We like to remind others we have sacrificed sleep to train.
We write books about it.
We make pictograms of our activities -- with not one, but TWO beds.
And we like to know how much and how often the pros sleep! (Rinny Carfrae)
You can Google "Triathlete Sleep" and enjoy the 3.9 million resulting links! There are tons of articles written about the importance of sleep.
With early morning swims and runs and late nights up nurturing our Type A overachieving personalities we burn the candle at both ends. I probably average 6 hours of sleep a night. Sometimes I'll have a streak of 5 hours. That's not good, I know. I rarely ever need an alarm and am up by 5 or so most days.
This past week, coincidentally, I had numerous people comment on my sleep. It started when a now-graduated student of mine posted this quote that yes, I do recall saying, on my Facebook wall, "You need to do things that get you out of bed in the morning and keep you up late, being tired half the day but not caring because you love what you're doing" - Cortney Martin. Guilty. I had been talking about finding your passion.
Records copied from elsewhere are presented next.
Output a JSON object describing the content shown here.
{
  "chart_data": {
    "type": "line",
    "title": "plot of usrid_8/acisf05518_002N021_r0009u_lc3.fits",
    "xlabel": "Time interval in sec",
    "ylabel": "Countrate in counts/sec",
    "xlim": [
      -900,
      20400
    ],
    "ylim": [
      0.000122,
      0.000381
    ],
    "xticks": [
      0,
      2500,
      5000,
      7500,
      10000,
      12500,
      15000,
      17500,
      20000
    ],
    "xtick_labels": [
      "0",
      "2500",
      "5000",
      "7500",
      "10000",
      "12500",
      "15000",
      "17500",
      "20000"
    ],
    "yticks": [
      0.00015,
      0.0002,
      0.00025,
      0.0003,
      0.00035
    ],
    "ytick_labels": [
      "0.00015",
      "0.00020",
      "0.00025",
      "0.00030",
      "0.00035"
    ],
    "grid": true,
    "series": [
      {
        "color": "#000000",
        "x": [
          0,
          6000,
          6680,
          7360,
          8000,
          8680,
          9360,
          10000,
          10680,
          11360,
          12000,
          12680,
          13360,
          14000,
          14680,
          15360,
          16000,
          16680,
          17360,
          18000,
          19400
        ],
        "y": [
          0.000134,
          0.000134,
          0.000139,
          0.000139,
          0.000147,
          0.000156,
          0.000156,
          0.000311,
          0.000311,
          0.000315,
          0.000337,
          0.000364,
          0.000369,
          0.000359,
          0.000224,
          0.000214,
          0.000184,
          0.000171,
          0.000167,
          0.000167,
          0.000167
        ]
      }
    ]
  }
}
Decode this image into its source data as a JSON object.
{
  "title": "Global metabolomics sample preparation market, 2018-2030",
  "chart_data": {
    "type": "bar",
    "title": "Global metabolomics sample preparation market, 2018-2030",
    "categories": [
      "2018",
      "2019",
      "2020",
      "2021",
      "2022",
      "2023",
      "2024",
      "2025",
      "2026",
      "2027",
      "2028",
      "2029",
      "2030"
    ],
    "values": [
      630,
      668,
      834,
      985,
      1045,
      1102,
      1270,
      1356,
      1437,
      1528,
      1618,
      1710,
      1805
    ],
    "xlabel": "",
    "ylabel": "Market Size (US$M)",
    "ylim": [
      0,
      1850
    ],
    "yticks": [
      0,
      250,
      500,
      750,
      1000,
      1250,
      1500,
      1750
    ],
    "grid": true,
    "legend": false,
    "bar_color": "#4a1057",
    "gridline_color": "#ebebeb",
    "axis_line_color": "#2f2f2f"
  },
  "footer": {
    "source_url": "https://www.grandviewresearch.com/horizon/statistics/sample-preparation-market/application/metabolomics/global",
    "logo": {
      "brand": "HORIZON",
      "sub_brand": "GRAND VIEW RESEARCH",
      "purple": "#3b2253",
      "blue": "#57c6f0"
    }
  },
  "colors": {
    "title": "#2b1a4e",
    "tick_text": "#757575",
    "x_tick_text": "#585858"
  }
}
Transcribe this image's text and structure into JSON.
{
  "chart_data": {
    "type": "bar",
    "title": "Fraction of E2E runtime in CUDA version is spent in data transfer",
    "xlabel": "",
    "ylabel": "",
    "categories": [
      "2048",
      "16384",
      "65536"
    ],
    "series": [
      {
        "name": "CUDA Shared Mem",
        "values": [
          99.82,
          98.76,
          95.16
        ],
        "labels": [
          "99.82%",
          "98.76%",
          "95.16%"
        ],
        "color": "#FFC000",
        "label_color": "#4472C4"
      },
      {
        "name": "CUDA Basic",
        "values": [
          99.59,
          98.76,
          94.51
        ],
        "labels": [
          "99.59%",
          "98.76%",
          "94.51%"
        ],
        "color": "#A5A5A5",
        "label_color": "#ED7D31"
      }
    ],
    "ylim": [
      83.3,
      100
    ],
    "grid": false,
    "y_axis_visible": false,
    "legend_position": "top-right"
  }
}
Then shortly after, I was doing some late-night work/emailing and the final email back (he's a tri coach) at 10 pm said "thanks, and go to bed!" A few days later, a near midnight Facebook post alerted a friend that I was still up, and I got a text message saying I should be in bed and this was not a good time (pre-Boston) to mess with my sleep patterns. Then my son's friend (age 12) who is a frequent sleep-over guest, commented not once, but twice, how amazed he was that I stayed up until midnight. Funny!!
I'm taking the hints and I am going to work on my sleep schedule and see if I can't get a little more of that precious commodity.